Fausse fin et vraies marées noires


Une plate-forme pétrolière remorquée en mer Caspienne
Photo : A. Ustinenko/Peter Arnold, Inc.

Après de multiples rebondissements, la fuite de pétrole de la plateforme Deepwater Horizon a été colmatée. Cependant, si on nous annonce que c’est bel et bien fini, une opération reste encore à effectuer et malgré tout, les risques liées à la pression existent encore même s’ils sont qualifiés de « minimes ».

D’autant que le colmatage ne s’est pas fait sans différents épisodes lui-même. Décidémenent, cette marée noire, c’est plus qu’une saga de l’été. Le 15 juillet, donc, la pose d’un entonnoir sur le puits avait permis de stopper la fuite. Puis le 3 août, l’opération poétiquement nommée « static kill » a bouché le puits par des boues de forage, une étape cruciale… mais pas définitive. Une fois les liquides et matières solides injectées, le trou a été cimenté. La manoeuvre n’a cependant jamais été testée auparavant et une initiative similaire avait échoué fin mai.

Oui mais ce n’est pas tout. Une ultime procédure, de son nom de guerre “bottom kill”, doit clôturer les opérations et mettre en service deux puits de secours destinés à intercepter le pétrole sous le fond de la mer, par en dessous. Elle devrait confirmer le succès du “static kill”, et sinon, le puits principal sera cimenté via un puits de secours. Cette action devait être menée à la mi-août… Elle est finalement repoussée à début septembre. La Maison-blanche patauge encore en termes de marée noire.

Et puis, une fois n’est pas coutume, voilà que ce soi-disant « ultime recours » n’est que l’avant-dernier ! En effet, avant de pratiquer « bottom kill », il faut changer une valve. Oh, trois fois rien, il s’agit juste de celle qui a provoqué l’explosion ! Cette vanne « anti-explosion », justement, était défectueuse… Eh oui, ce serait aussi bête que ça.
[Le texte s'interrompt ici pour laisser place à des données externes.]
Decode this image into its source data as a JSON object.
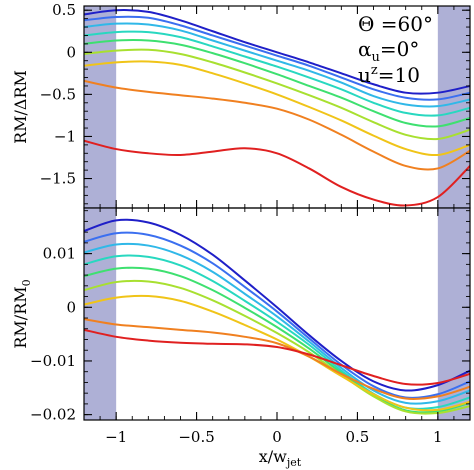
{
  "chart_data": [
    {
      "type": "line",
      "panel": "top",
      "ylabel": "RM/ΔRM",
      "xlim": [
        -1.2,
        1.2
      ],
      "ylim": [
        -1.85,
        0.55
      ],
      "yticks": [
        0.5,
        0,
        -0.5,
        -1,
        -1.5
      ],
      "ytick_labels": [
        "0.5",
        "0",
        "−0.5",
        "−1",
        "−1.5"
      ],
      "shaded_x_regions": [
        [
          -1.2,
          -1.0
        ],
        [
          1.0,
          1.2
        ]
      ],
      "shade_color": "#aeb0d6",
      "annotations": [
        {
          "part": "theta",
          "text": "Θ =60°"
        },
        {
          "part": "alpha",
          "text": "αu=0°"
        },
        {
          "part": "u",
          "text": "uz=10"
        }
      ],
      "x": [
        -1.2,
        -1.0,
        -0.8,
        -0.6,
        -0.4,
        -0.2,
        0.0,
        0.2,
        0.4,
        0.6,
        0.8,
        1.0,
        1.2
      ],
      "series": [
        {
          "color": "#1f1fc8",
          "values": [
            0.45,
            0.5,
            0.48,
            0.38,
            0.25,
            0.12,
            0.0,
            -0.12,
            -0.25,
            -0.38,
            -0.48,
            -0.48,
            -0.4
          ]
        },
        {
          "color": "#3b6ff0",
          "values": [
            0.38,
            0.42,
            0.41,
            0.32,
            0.2,
            0.08,
            -0.04,
            -0.16,
            -0.3,
            -0.44,
            -0.54,
            -0.56,
            -0.48
          ]
        },
        {
          "color": "#30b8e8",
          "values": [
            0.3,
            0.34,
            0.33,
            0.26,
            0.14,
            0.02,
            -0.1,
            -0.22,
            -0.36,
            -0.52,
            -0.62,
            -0.64,
            -0.56
          ]
        },
        {
          "color": "#28d8c0",
          "values": [
            0.2,
            0.24,
            0.24,
            0.18,
            0.07,
            -0.05,
            -0.17,
            -0.3,
            -0.44,
            -0.6,
            -0.72,
            -0.75,
            -0.66
          ]
        },
        {
          "color": "#3ee070",
          "values": [
            0.1,
            0.14,
            0.14,
            0.09,
            -0.01,
            -0.13,
            -0.26,
            -0.4,
            -0.54,
            -0.7,
            -0.84,
            -0.88,
            -0.78
          ]
        },
        {
          "color": "#a8e030",
          "values": [
            -0.02,
            0.02,
            0.03,
            -0.02,
            -0.12,
            -0.24,
            -0.37,
            -0.51,
            -0.66,
            -0.83,
            -0.98,
            -1.03,
            -0.92
          ]
        },
        {
          "color": "#f0c418",
          "values": [
            -0.16,
            -0.12,
            -0.11,
            -0.15,
            -0.25,
            -0.37,
            -0.5,
            -0.65,
            -0.81,
            -0.99,
            -1.15,
            -1.22,
            -1.1
          ]
        },
        {
          "color": "#f08020",
          "values": [
            -0.34,
            -0.42,
            -0.47,
            -0.51,
            -0.55,
            -0.6,
            -0.67,
            -0.8,
            -0.98,
            -1.18,
            -1.35,
            -1.38,
            -1.17
          ]
        },
        {
          "color": "#e02020",
          "values": [
            -1.05,
            -1.15,
            -1.2,
            -1.22,
            -1.18,
            -1.14,
            -1.2,
            -1.38,
            -1.6,
            -1.75,
            -1.82,
            -1.72,
            -1.35
          ]
        }
      ]
    },
    {
      "type": "line",
      "panel": "bottom",
      "ylabel": "RM/RM0",
      "xlabel": "x/wjet",
      "xlim": [
        -1.2,
        1.2
      ],
      "ylim": [
        -0.021,
        0.0185
      ],
      "xticks": [
        -1,
        -0.5,
        0,
        0.5,
        1
      ],
      "xtick_labels": [
        "−1",
        "−0.5",
        "0",
        "0.5",
        "1"
      ],
      "yticks": [
        0.01,
        0,
        -0.01,
        -0.02
      ],
      "ytick_labels": [
        "0.01",
        "0",
        "−0.01",
        "−0.02"
      ],
      "shaded_x_regions": [
        [
          -1.2,
          -1.0
        ],
        [
          1.0,
          1.2
        ]
      ],
      "shade_color": "#aeb0d6",
      "x": [
        -1.2,
        -1.0,
        -0.8,
        -0.6,
        -0.4,
        -0.2,
        0.0,
        0.2,
        0.4,
        0.6,
        0.8,
        1.0,
        1.2
      ],
      "series": [
        {
          "color": "#1f1fc8",
          "values": [
            0.0142,
            0.0162,
            0.0158,
            0.0135,
            0.0098,
            0.005,
            0.0,
            -0.0052,
            -0.01,
            -0.0138,
            -0.0155,
            -0.0145,
            -0.0118
          ]
        },
        {
          "color": "#3b6ff0",
          "values": [
            0.0122,
            0.0138,
            0.0135,
            0.0115,
            0.0082,
            0.0038,
            -0.0008,
            -0.0058,
            -0.0107,
            -0.0147,
            -0.0168,
            -0.0162,
            -0.0138
          ]
        },
        {
          "color": "#30b8e8",
          "values": [
            0.0102,
            0.0117,
            0.0115,
            0.0097,
            0.0066,
            0.0025,
            -0.0017,
            -0.0064,
            -0.0113,
            -0.0155,
            -0.0178,
            -0.0175,
            -0.0155
          ]
        },
        {
          "color": "#28d8c0",
          "values": [
            0.008,
            0.0095,
            0.0094,
            0.0078,
            0.0049,
            0.0012,
            -0.0027,
            -0.007,
            -0.0118,
            -0.0161,
            -0.0187,
            -0.0186,
            -0.0168
          ]
        },
        {
          "color": "#3ee070",
          "values": [
            0.0058,
            0.0072,
            0.0072,
            0.0058,
            0.0032,
            -0.0001,
            -0.0037,
            -0.0077,
            -0.0122,
            -0.0164,
            -0.0192,
            -0.0194,
            -0.0178
          ]
        },
        {
          "color": "#a8e030",
          "values": [
            0.0032,
            0.0047,
            0.0048,
            0.0036,
            0.0013,
            -0.0016,
            -0.0048,
            -0.0084,
            -0.0126,
            -0.0166,
            -0.0194,
            -0.0197,
            -0.0184
          ]
        },
        {
          "color": "#f0c418",
          "values": [
            0.0005,
            0.0018,
            0.0021,
            0.0012,
            -0.0008,
            -0.0033,
            -0.006,
            -0.0092,
            -0.0128,
            -0.0162,
            -0.0187,
            -0.0191,
            -0.0176
          ]
        },
        {
          "color": "#f08020",
          "values": [
            -0.0022,
            -0.0032,
            -0.0037,
            -0.0042,
            -0.0047,
            -0.0055,
            -0.0067,
            -0.0092,
            -0.0124,
            -0.0152,
            -0.017,
            -0.0166,
            -0.0148
          ]
        },
        {
          "color": "#e02020",
          "values": [
            -0.0042,
            -0.0055,
            -0.0062,
            -0.0066,
            -0.0068,
            -0.0069,
            -0.0074,
            -0.0088,
            -0.0108,
            -0.0128,
            -0.0143,
            -0.0141,
            -0.0124
          ]
        }
      ]
    }
  ]
}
A se demander quels genres de contrôles matériel ils font chez BP.

Mais avant de pouvoir poser une nouvelle valve, des tests doivent être conduits afin de s’assurer que le nouvel équipement n’endommage pas le puits et que la pression exercée par le pétrole ne cause pas de nouvelle fuite, a expliqué l’amiral Thad Allen, principal responsable de la lutte contre la catastrophe.
En clair avant « l’ultime étape », une autre opération doit être réalisée, qui demande elle-même une batterie de tests !

Ils sont forts en fausses fins, décidément ! Le scénario co-écrit par BP et les autorités est troublant de suspens… Cette fois, la date annoncée est « aux alentours du 6 septembre »*. Gageons qu’une ultime pré-ultime étape s’avérera bientôt nécessaire… A croire que les auteurs du drame ne savent pas comment conclure en beauté. Ils se font attendre, désirer… De vrais artistes !

Et pendant ce temps, la Chine affiche le 2e PIB mondial derrière les Etats-Unis. Certes, divisé par le nombre d’habitants, le pays reste parmi les plus pauvres de la planète, mais cela n’empêche pas les économistes de parler de « puissance mondiale » et de « modèle à suivre »… Toujours derrière les Etats-Unis mais bien placée, la Chine a eu aussi sa marée noire de l’été. La catastrophe a été provoquée à la mi-juillet par l’explosion de deux pipelines à Dalian, port au nord-est de Pékin. Le gouvernement chinois a, bien sûr, tenté de minimiser l’ampleur de la chose, affirmant que seules 1 500 tonnes de pétrole ont été lâchées dans la nature.

En fait, selon un rapport de Greenpeace, c’est 60 000 tonnes qui auraient fui, soit quarante fois plus. Selon Richard Steiner,expert en marée noire de l’Université d’Alaska invité par Greenpeace : « C’est habituel pour les gouvernements et les compagnies pétrolières de minimiser l’ampleur des marées noires et l’impact environnemental d’une fuite de pétrole ou chimique et d’amplifier l’impact de leur réaction. »
De vrais scénaristes, je vous dis !

Et avec les chiffres aussi, ils savent faire de la fiction : selon Libération**, un total de 4,9 millions de barils (780 millions de litres) se sont échappés du puits endommagé à la suite de l’explosion et du naufrage de la plateforme Deepwater Horizon fin avril. Quelque 800.000 barils (127 millions de litres) ont été récupérés. Et chez BP, on parle de « trois quarts de bruts éliminés »… Pour moi 127 sur 780, ça ne fait pas trois quarts ! Alors même si une partie s’est « évaporée », ça laisse sceptique.
Et pourtant, BP crie victoire… Cherchez l’erreur.